Yes it is Assignment Paris but Destination Budapest. And assignment Robert Parrish, who conscientiously directs Dana Andrews as Jimmy Race, a US Paris-based New York Herald Tribune reporter sent by his editor behind the Iron Curtain to investigate a meeting involving the Hungarian ambassador but then framed and arrested as a spy in Budapest with incriminating microfilm. There is time in the gaps between tense scenes to join Andrews in trying to work out the Cold War plot.

The 1952 Columbia Pictures black and white American Cold War film noir Assignment – Paris comes complete with George Sanders as Andrews’s editor Nicholas Strang, Marta Toren as Jeanne Moray and Audrey Totter as the fashion editor Sandy Tate. It is an intriguing story, there is a good cast, and the location filming in Paris and Budapest helps to lift it out of the rut.

Burnett Guffey and Ray Cory shoot in black and white. It is also shot at Columbia/ Sunset Gower Studios, 1438 N. Gower Street, Hollywood.

William Bowers’s screenplay is based on Paul Gallico and Pauline Gallico’s novel Trial by Terror, which seems far-fetched as told here, but is based on a real-life tale. The short runtime of 

Also in the cast are Sandro Giglio as Gabor Czeki alias Grisha, Donald Randolph as Anton Borvich, Herbert Berghof as Prime Minister Andreas Ordy, Ben Astar as Minister of Justice Vajos, Willis Bouchey as Editor Biddle, Earl Lee as Dad Pelham, Maurice Doner, Leon Askin, Paul Hoffman, Jay Adler, and Peter Votrian.

Original director Phil Karlson was fired during filming.

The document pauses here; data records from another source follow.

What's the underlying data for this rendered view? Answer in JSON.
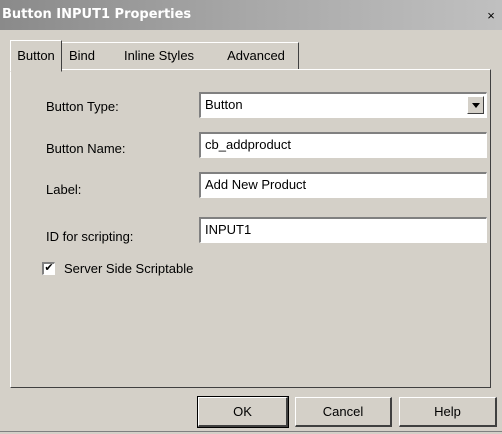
{
  "window": {
    "title": "Button INPUT1 Properties",
    "close_glyph": "×",
    "close_icon": "close-icon"
  },
  "tabs": [
    {
      "label": "Button",
      "active": true
    },
    {
      "label": "Bind",
      "active": false
    },
    {
      "label": "Inline Styles",
      "active": false
    },
    {
      "label": "Advanced",
      "active": false
    }
  ],
  "form": {
    "button_type": {
      "label": "Button Type:",
      "value": "Button"
    },
    "button_name": {
      "label": "Button Name:",
      "value": "cb_addproduct"
    },
    "label_field": {
      "label": "Label:",
      "value": "Add New Product"
    },
    "id_scripting": {
      "label": "ID for scripting:",
      "value": "INPUT1"
    },
    "server_side": {
      "label": "Server Side Scriptable",
      "checked": true,
      "check_glyph": "✔"
    }
  },
  "buttons": {
    "ok": "OK",
    "cancel": "Cancel",
    "help": "Help"
  },
  "colors": {
    "face": "#d4d0c8",
    "titlebar": "#a8a8a8",
    "field": "#ffffff"
  }
}
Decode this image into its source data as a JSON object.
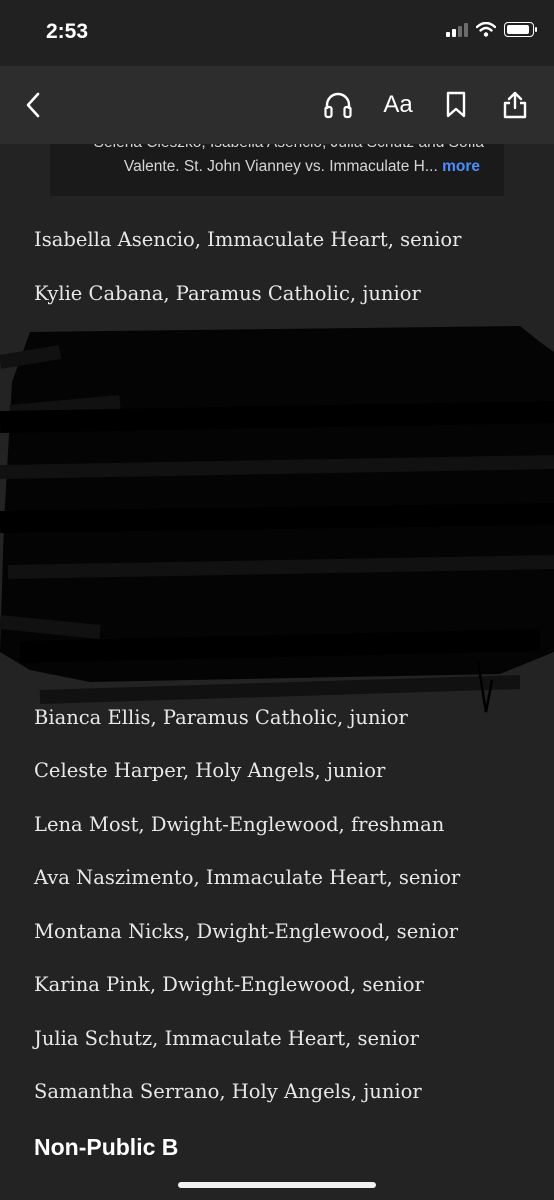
{
  "status_bar": {
    "time": "2:53",
    "signal_icon": "cellular-signal-icon",
    "wifi_icon": "wifi-icon",
    "battery_icon": "battery-icon"
  },
  "toolbar": {
    "back_icon": "chevron-left-icon",
    "listen_icon": "headphones-icon",
    "text_size_label": "Aa",
    "bookmark_icon": "bookmark-icon",
    "share_icon": "share-icon"
  },
  "caption": {
    "line1": "Selena Cieszko, Isabella Asencio, Julia Schutz and Sofia",
    "line2": "Valente. St. John Vianney vs. Immaculate H...",
    "more_label": "more"
  },
  "entries_top": [
    "Isabella Asencio, Immaculate Heart, senior",
    "Kylie Cabana, Paramus Catholic, junior"
  ],
  "entries_bottom": [
    "Bianca Ellis, Paramus Catholic, junior",
    "Celeste Harper, Holy Angels, junior",
    "Lena Most, Dwight-Englewood, freshman",
    "Ava Naszimento, Immaculate Heart, senior",
    "Montana Nicks, Dwight-Englewood, senior",
    "Karina Pink, Dwight-Englewood, senior",
    "Julia Schutz, Immaculate Heart, senior",
    "Samantha Serrano, Holy Angels, junior"
  ],
  "section_heading": "Non-Public B",
  "colors": {
    "background": "#232323",
    "toolbar": "#2d2d2d",
    "caption_bg": "#1a1a1a",
    "link": "#4d8dff"
  }
}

Italian title: Destinazione Budapest.

It is the last American film of Stockholm-born Märta Torén, who left the US for Italy after accusations of communism against her screenwriter husband Leonardo Bercovici. She also wanted to raise her future child away from America and wanted better roles than Hollywood offered. Torén appeared in 11 American films, including Sirocco (1951), but died from a cerebral haemorrhage aged 31 on 19 February 1957.

Dana Andrews also starred in the similar Berlin Correspondent (1942) and Andrews and Torén also starred together in another Cold War thriller, Sword in the Desert (1949).